The ones that stayed have been quick to deny claims when information on questionnaires has been proven to be incorrect or when exact remediation procedures have not been followed … which in some cases, has meant a company being unable to operate for weeks waiting on cleanup to start. There are some cybersecurity insurance companies that have figured this out and know what levels of security affect risk, but they are the exception right now, unfortunately.

Riley: As long as ransoms run in the hundreds of thousands or millions, and business interruption can cost even more, cybersecurity insurance is necessary for many companies to afford to respond to an incident and get operating again. Without cyber insurance, all but the largest companies could be catastrophically impacted by a common cyber incident.
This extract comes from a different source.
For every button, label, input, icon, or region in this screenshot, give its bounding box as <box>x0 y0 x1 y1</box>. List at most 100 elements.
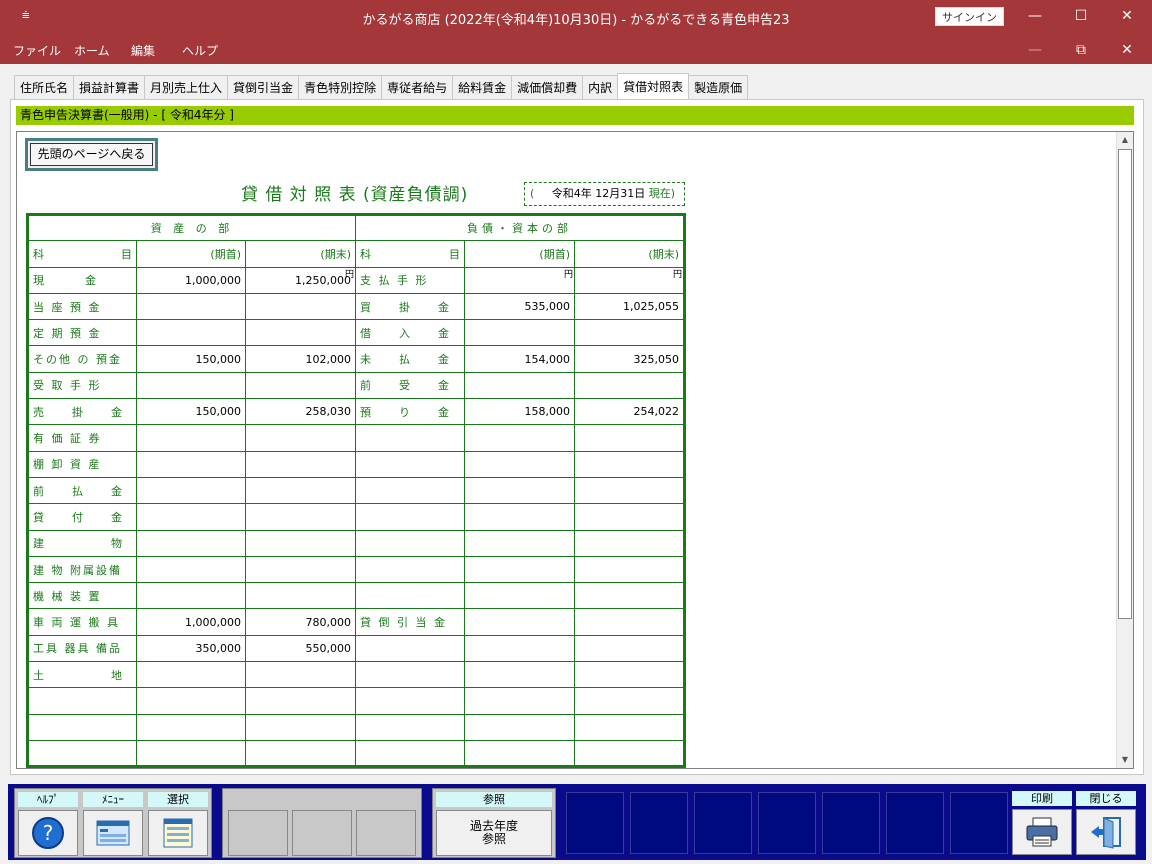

How has the remote workforce and the increased dependence on the cloud affected your customers’ security and/or created additional needs?

Albright: The shift to a remote workforce has had a significant impact on security. It has increased the attack surface with more employees working from outside the corporate firewall and accessing company data and systems, which provides more opportunities for cybercriminals to exploit vulnerabilities. Storing data in the cloud can increase the risk of data breaches with an expanded attack surface. 

Anderson: While the cloud has brought vast improvements to the availability, stability, and security of IT, there is a misconception that simply because data is hosted in the cloud it is secure. The biggest counterpoint to this notion is that there is still a risk that data can be downloaded from these systems and stored in places it shouldn’t and shared with people who shouldn’t have it. Data and controlling access to data has to be the focus. 

Blakey: The remote workforce has changed the security landscape immensely because users are no longer guaranteed to be protected behind the “safe space” of a firewall on the company’s network. Access to company resources from the friendly neighborhood coffee shop is more common, leading to the concept of zero trust being more prevalent. Zero trust assumes that any company resource access should be authenticated and secured by user, regardless of location, which has led to the prevalence of identity management, access control, etc. 

Miller: It has widened the attack surface to any company that has remote workers and has email and or is using the cloud. It’s no longer a single point of entry. We all have more data that is accessible. All of this accessible data requires more areas that need protection and tools that all companies should be investing in.

Riley: An unmanaged remote workforce is a huge risk, but once encrypted corporate laptops are used with installed monitoring and security software and connections to the corporate office are through an MFA-protected VPN, many risks are mitigated. Migration of services and resources to the cloud has generally been a good thing. It mitigates risks associated with disasters, allows for additional layers of security, and makes immutable backups a snap! The main issue I’ve encountered with cloud migrations is when the party performing the migration fails to configure security protocols or accidentally leaves data unsecured, which is easy to do when setting up cloud infrastructure. 

Ransomware – how do we deal with this exploding issue?

Miller: Best practice is to have a very good and robust backup solution along with tools that will notify the IT staff that there is a possible breach happening. 

Riley: I’ve been fighting ransomware since its inception and have been fortunate to be able to brainstorm with some of the top minds in cybersecurity over the years.  My conclusion is that ransomware risk can be managed but not eliminated at our level.